Como impedir que o Culto do Deus do Mar realize o ritual que se aproxima na vila de Nacir? Sentada na carruagem, Irene mergulhou em profunda reflexão. Com o poder limitado da família Fischer, sabotar secretamente tal cerimônia parecia quase impossível.

Além disso, as provas concretas ainda eram insuficientes; convencer o velho sacerdote da Igreja da Tempestade a atacar imediatamente a família Isaac estava fora de questão. Um verdadeiro impasse, mas permitir que os seguidores do Deus do Mar prosseguissem com aquele ritual perigoso estava fora de cogitação.

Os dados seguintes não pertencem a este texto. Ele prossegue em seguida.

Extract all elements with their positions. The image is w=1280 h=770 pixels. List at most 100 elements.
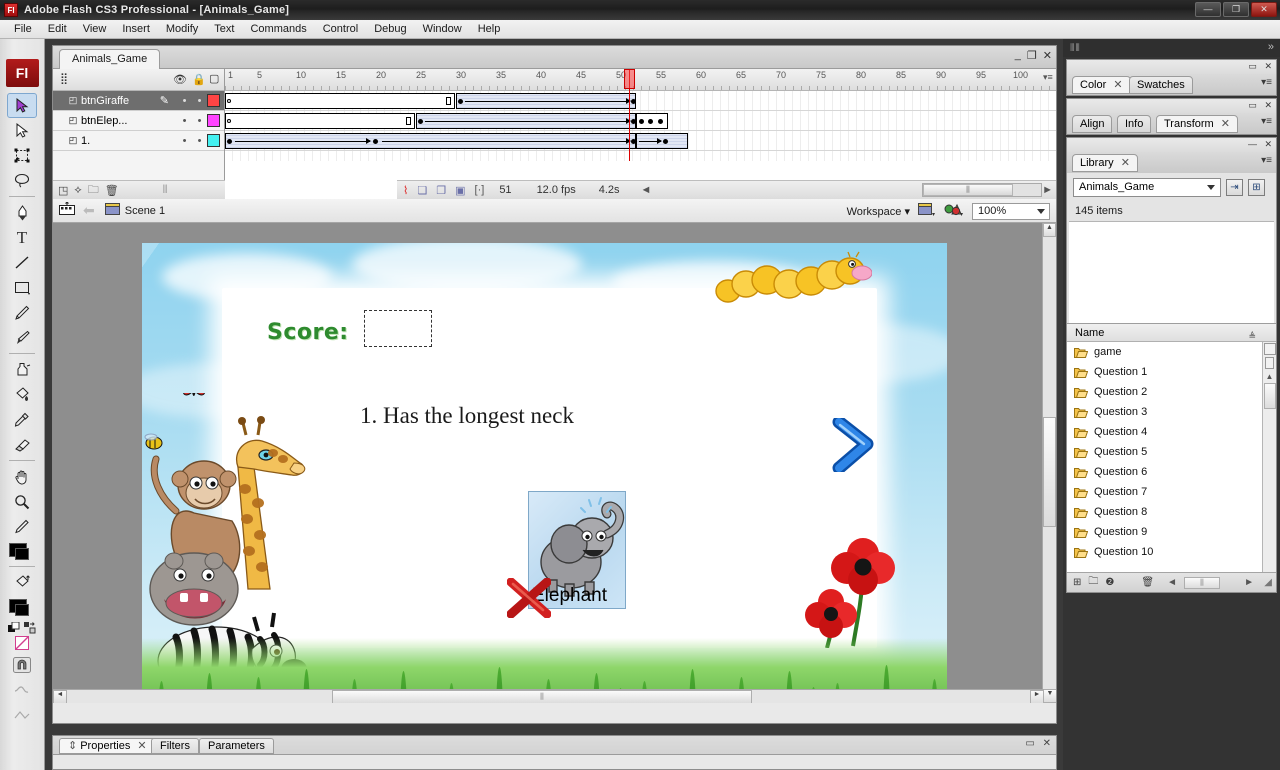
add-motion-guide-icon[interactable]: ⟡	[74, 184, 81, 197]
menu-edit[interactable]: Edit	[40, 21, 75, 37]
new-folder-icon[interactable]: 🗀	[1088, 574, 1098, 591]
timeline-scroll-thumb[interactable]: ⫼	[923, 184, 1013, 196]
tab-library[interactable]: Library ✕	[1072, 154, 1138, 172]
transform-panel-menu-icon[interactable]: ▾≡	[1261, 116, 1272, 127]
scroll-down-button[interactable]: ▼	[1043, 689, 1056, 703]
list-item[interactable]: Question 1	[1067, 362, 1276, 382]
frame-span-static[interactable]	[225, 113, 415, 129]
menu-view[interactable]: View	[75, 21, 115, 37]
color-close-button[interactable]: ✕	[1264, 61, 1272, 71]
library-tab-close[interactable]: ✕	[1121, 157, 1130, 169]
no-color-icon[interactable]	[7, 634, 37, 652]
list-item[interactable]: Question 6	[1067, 462, 1276, 482]
tab-transform[interactable]: Transform ✕	[1156, 115, 1238, 133]
maximize-button[interactable]: ❐	[1223, 2, 1249, 17]
layer-name-btngiraffe[interactable]: btnGiraffe	[81, 95, 160, 107]
library-column-header-name[interactable]: Name ≜	[1067, 323, 1276, 342]
library-panel-menu-icon[interactable]: ▾≡	[1261, 155, 1272, 166]
keyframe[interactable]	[631, 119, 636, 124]
library-collapse-button[interactable]: —	[1248, 139, 1257, 149]
rectangle-tool[interactable]	[7, 275, 37, 300]
menu-file[interactable]: File	[6, 21, 40, 37]
menu-commands[interactable]: Commands	[242, 21, 314, 37]
list-item[interactable]: Question 7	[1067, 482, 1276, 502]
keyframe[interactable]	[658, 119, 663, 124]
color-panel-menu-icon[interactable]: ▾≡	[1261, 77, 1272, 88]
delete-layer-icon[interactable]: 🗑	[105, 184, 119, 197]
color-tab-close[interactable]: ✕	[1113, 79, 1122, 91]
hand-tool[interactable]	[7, 464, 37, 489]
edit-multiple-frames-icon[interactable]: ▣	[455, 184, 465, 197]
score-input-field[interactable]	[364, 310, 432, 347]
tab-properties[interactable]: ⇕ Properties ✕	[59, 738, 156, 754]
list-item[interactable]: Question 8	[1067, 502, 1276, 522]
keyframe-end[interactable]	[631, 99, 636, 104]
timeline-frame-grid[interactable]	[225, 69, 1056, 161]
tab-align[interactable]: Align	[1072, 115, 1113, 133]
stage-horizontal-scrollbar[interactable]: ◄ ⫼ ►	[53, 689, 1044, 703]
scroll-right-icon[interactable]: ►	[1042, 184, 1053, 196]
playhead-marker[interactable]	[624, 69, 635, 89]
list-item[interactable]: Question 10	[1067, 542, 1276, 562]
edit-symbols-icon[interactable]	[944, 203, 964, 220]
dock-grip[interactable]: ⦀⦀ »	[1063, 39, 1280, 57]
stage-vertical-scrollbar[interactable]: ▲ ▼	[1042, 223, 1056, 703]
keyframe[interactable]	[227, 139, 232, 144]
smooth-icon[interactable]	[7, 677, 37, 702]
keyframe[interactable]	[663, 139, 668, 144]
expand-dock-icon[interactable]: »	[1268, 41, 1274, 53]
properties-collapse-button[interactable]: ▭	[1025, 738, 1034, 749]
layer-visibility-toggle[interactable]: •	[177, 115, 192, 127]
resize-grip-icon[interactable]: ◢	[1264, 577, 1272, 588]
close-button[interactable]: ✕	[1251, 2, 1277, 17]
snap-to-objects-icon[interactable]	[7, 652, 37, 677]
modify-onion-markers-icon[interactable]: [·]	[475, 184, 485, 196]
stroke-fill-swatch[interactable]	[7, 541, 37, 563]
stage-hscroll-thumb[interactable]: ⫼	[332, 690, 752, 703]
list-item[interactable]: Question 2	[1067, 382, 1276, 402]
transform-close-button[interactable]: ✕	[1264, 100, 1272, 110]
pencil-tool[interactable]	[7, 300, 37, 325]
tab-swatches[interactable]: Swatches	[1129, 76, 1193, 94]
timeline-horizontal-scrollbar[interactable]: ⫼	[922, 183, 1042, 197]
library-scroll-right-icon[interactable]: ►	[1244, 577, 1254, 588]
keyframe-marker[interactable]	[406, 117, 411, 125]
dock-drag-handle[interactable]: ⦀⦀	[1070, 43, 1081, 54]
selection-tool[interactable]	[7, 93, 37, 118]
next-arrow-icon[interactable]	[831, 418, 877, 472]
menu-insert[interactable]: Insert	[114, 21, 158, 37]
workspace-menu[interactable]: Workspace ▾	[847, 205, 910, 218]
straighten-icon[interactable]	[7, 702, 37, 727]
library-scroll-up-icon[interactable]: ▲	[1263, 372, 1276, 381]
library-scroll-thumb[interactable]	[1263, 383, 1276, 409]
library-wide-view-icon[interactable]	[1263, 343, 1276, 355]
layer-outline-color[interactable]	[207, 114, 220, 127]
layer-outline-color[interactable]	[207, 94, 220, 107]
layer-lock-toggle[interactable]: •	[192, 115, 207, 127]
properties-tab-close[interactable]: ✕	[137, 740, 146, 752]
swap-colors-icon[interactable]	[24, 622, 36, 634]
layer-lock-toggle[interactable]: •	[192, 135, 207, 147]
onion-skin-outlines-icon[interactable]: ❐	[436, 184, 446, 197]
center-frame-icon[interactable]: ⌇	[403, 184, 408, 197]
library-document-select[interactable]: Animals_Game	[1073, 178, 1221, 197]
frame-row-1[interactable]	[225, 131, 1056, 151]
tab-filters[interactable]: Filters	[151, 738, 199, 754]
scene-label[interactable]: Scene 1	[125, 205, 165, 217]
doc-minimize-button[interactable]: _	[1015, 49, 1021, 62]
pin-icon[interactable]: ⇥	[1226, 179, 1243, 196]
free-transform-tool[interactable]	[7, 143, 37, 168]
layer-visibility-toggle[interactable]: •	[177, 95, 192, 107]
library-item-list[interactable]: game Question 1 Question 2 Question 3 Qu…	[1067, 342, 1276, 572]
keyframe[interactable]	[639, 119, 644, 124]
subselection-tool[interactable]	[7, 118, 37, 143]
fill-color-swatch[interactable]	[7, 597, 37, 619]
lock-icon[interactable]: 🔒	[192, 73, 206, 86]
list-item[interactable]: Question 9	[1067, 522, 1276, 542]
frame-row-btngiraffe[interactable]	[225, 91, 1056, 111]
new-layer-icon[interactable]: ◳	[58, 184, 68, 197]
keyframe[interactable]	[373, 139, 378, 144]
timeline-column-grip[interactable]: ⦀	[163, 184, 168, 197]
timeline-menu-icon[interactable]: ▾≡	[1043, 72, 1053, 83]
eye-icon[interactable]: 👁	[173, 73, 187, 86]
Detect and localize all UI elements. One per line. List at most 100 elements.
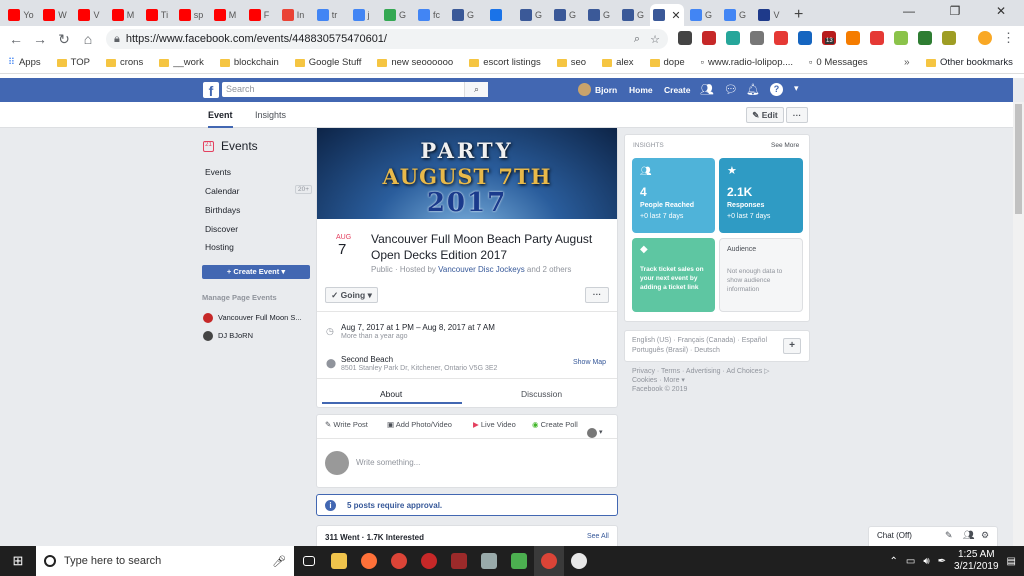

Segundo as informações obtidas sobre o culto, muitos moradores de Nacir morreriam ou ficariam feridos durante a cerimônia. Isso significava que nem mesmo a família Fischer sairia ilesa, e Irene sabia bem disso.

“Talvez, Byron possa encontrar uma solução.”

Ela sabia que Byron era o mais inteligente dos irmãos, além de grande leitor. Fora ele quem impulsionara os negócios da família. Assim, ao retornar à propriedade, Irene encontrou Byron praticando esgrima no jardim e contou-lhe tudo o que ouvira e suas preocupações.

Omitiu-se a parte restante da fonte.